Unwritten Lives

"Far above all other hunted whales, his is an unwritten life." Moby Dick

Film | Anniversary: Reflections on my invisible childhood friend

Ishtiyaq Shukri
February 3, 2026 by Ishtiyaq Shukri
Film | Anniversary: Reflections on my invisible childhood friend
Anniversary, directed by Jan Komasa. Image: Lionsgate

“You have obliterated us. What more do you want?”

In 1976, when I was eight years old and in Year 3, my desk mate, Eva (not her real name), left the country with her family. We also had the same after-school piano teacher, so to an eight-year-old, her absence from my life felt huge. Her departure is seared into my memory. I still remember her angelic face: fair, like that of a fine porcelain doll, accentuating her red lips and rosy cheeks. I can still visualize her empty seat next to mine in our desk beside the window. That was when I learned the word “emigrate”. It was probably also my first inkling that something was wrong with the country I was living in.

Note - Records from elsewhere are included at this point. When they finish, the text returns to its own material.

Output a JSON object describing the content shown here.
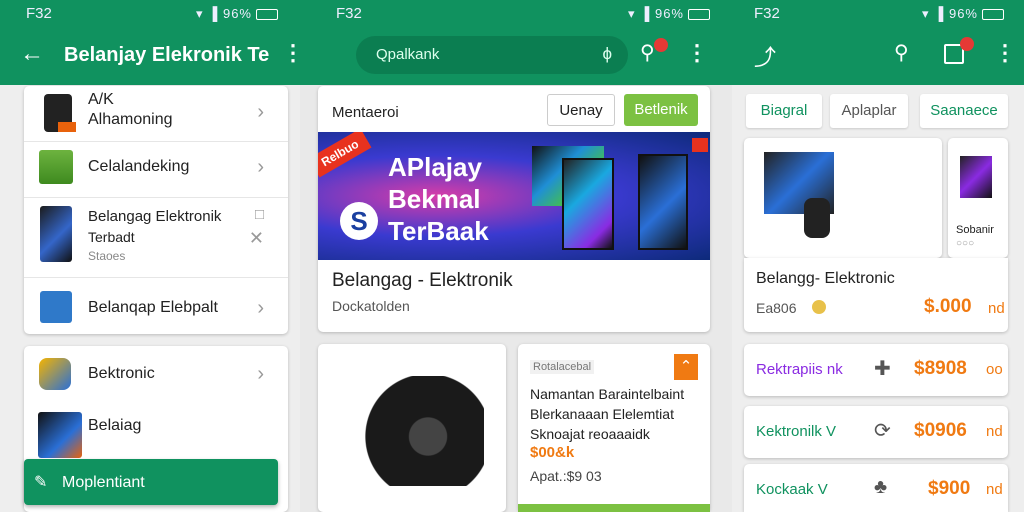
{
  "left": {
    "status": {
      "time": "F32",
      "icons": "▾ ▐ 96%"
    },
    "title": "Belanjay Elekronik Te",
    "items": [
      {
        "label": "A/K\nAlhamoning"
      },
      {
        "label": "Celalandeking"
      },
      {
        "label": "Belangag Elektronik",
        "sub1": "Terbadt",
        "sub2": "Staoes"
      },
      {
        "label": "Belanqap Elebpalt"
      },
      {
        "label": "Bektronic"
      },
      {
        "label": "Belaiag"
      }
    ],
    "fab_label": "Moplentiant"
  },
  "middle": {
    "status": {
      "time": "F32",
      "icons": "▾ ▐ 96%"
    },
    "search_placeholder": "Qpalkank",
    "filter_label": "Mentaeroi",
    "btn_outline": "Uenay",
    "btn_green": "Betlenik",
    "banner_badge": "Relbuo",
    "banner_lines": [
      "APlajay",
      "Bekmal",
      "TerBaak"
    ],
    "hero_title": "Belangag - Elektronik",
    "hero_sub": "Dockatolden",
    "product_tag": "Rotalacebal",
    "product_desc": [
      "Namantan Baraintelbaint",
      "Blerkanaaan Elelemtiat",
      "Sknoajat reoaaaidk"
    ],
    "product_price": "$00&k",
    "product_meta": "Apat.:$9 03"
  },
  "right": {
    "status": {
      "time": "F32",
      "icons": "▾ ▐ 96%"
    },
    "chips": [
      "Biagral",
      "Aplaplar",
      "Saanaece"
    ],
    "side_label": "Sobanir",
    "product_title": "Belangg- Elektronic",
    "product_code": "Ea806",
    "product_price": "$.000",
    "product_unit": "nd",
    "items": [
      {
        "name": "Rektrapiis nk",
        "price": "$8908",
        "unit": "oo",
        "color": "#8a2be2"
      },
      {
        "name": "Kektronilk V",
        "price": "$0906",
        "unit": "nd",
        "color": "#10925f"
      },
      {
        "name": "Kockaak V",
        "price": "$900",
        "unit": "nd",
        "color": "#10925f"
      }
    ]
  }
}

In the years that followed, many classmates, friends, and relatives emigrated from apartheid South Africa, typically to countries like Australia, the UK, and Canada, but Eva was the first, and, like all firsts, she has lingered. Although I never saw her again, Eva remained present in my life, like an invisible friend, because she was the first person to leave it.

Whenever I embarked on a huge journey, Eva would come to mind, even if only fleetingly. She has especially been present in recent months as we consider our options should the right-wing populist party, Reform UK, come to power in the next general election, scheduled for 2029. Anniversary, directed by Jan Komasa, is an intense and chilling experience, depicting a rapid descent from life in affluent suburbia to despair in dystopian hell. The foreboding sequence in which Paul Taylor (Kyle Chandler) is driving through their changing neighbourhood in his classic Mercedes-Benz 450 SL, arriving in their driveway only to find that their home of 28 years has been defaced, especially resonated with me. It prompted me to say: Leave!

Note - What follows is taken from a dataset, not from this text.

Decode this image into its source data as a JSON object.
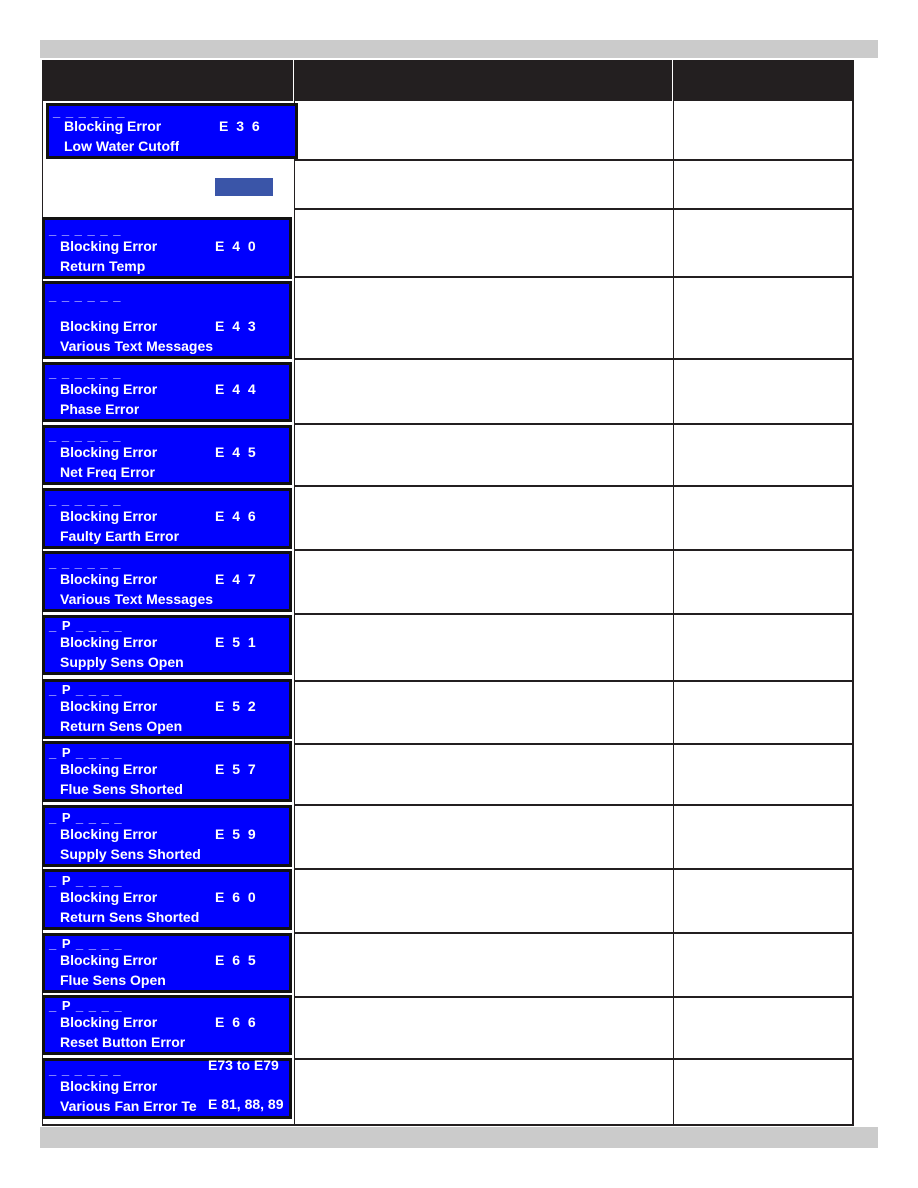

And in that moment, I felt my old imaginary childhood friend sitting down next to me. Eva will today be a grown woman in her late fifties, but whenever she comes to mind, it is always the pretty eight-year-old girl with the red lips and rosy cheeks who I recall. In my mind, Eva is forever young, forever innocent. Like all the families who left apartheid South Africa, Eva’s wanted a better life in another country. During the intervening years, I have come to learn that life is difficult, wherever you live it. Utopia only truly resides within, and I am thankful that I have had the asylum of an abundant internal life. I don’t know how life turned out for Eva, but I hope that it has been rich and rewarding, and that, at the very least, she has been safe.

Early in the film, when Elizabeth Nettles (Phoebe Dynevor) tells Ellen Taylor (Diane Lane), “I used to be afraid of you, but I don’t think I am anymore”, I wondered: How is this mother-girlfriend rivalry going to end? I speculated about the outcome, even though the history of fascism has repeatedly taught us the answer: It ends badly, for all.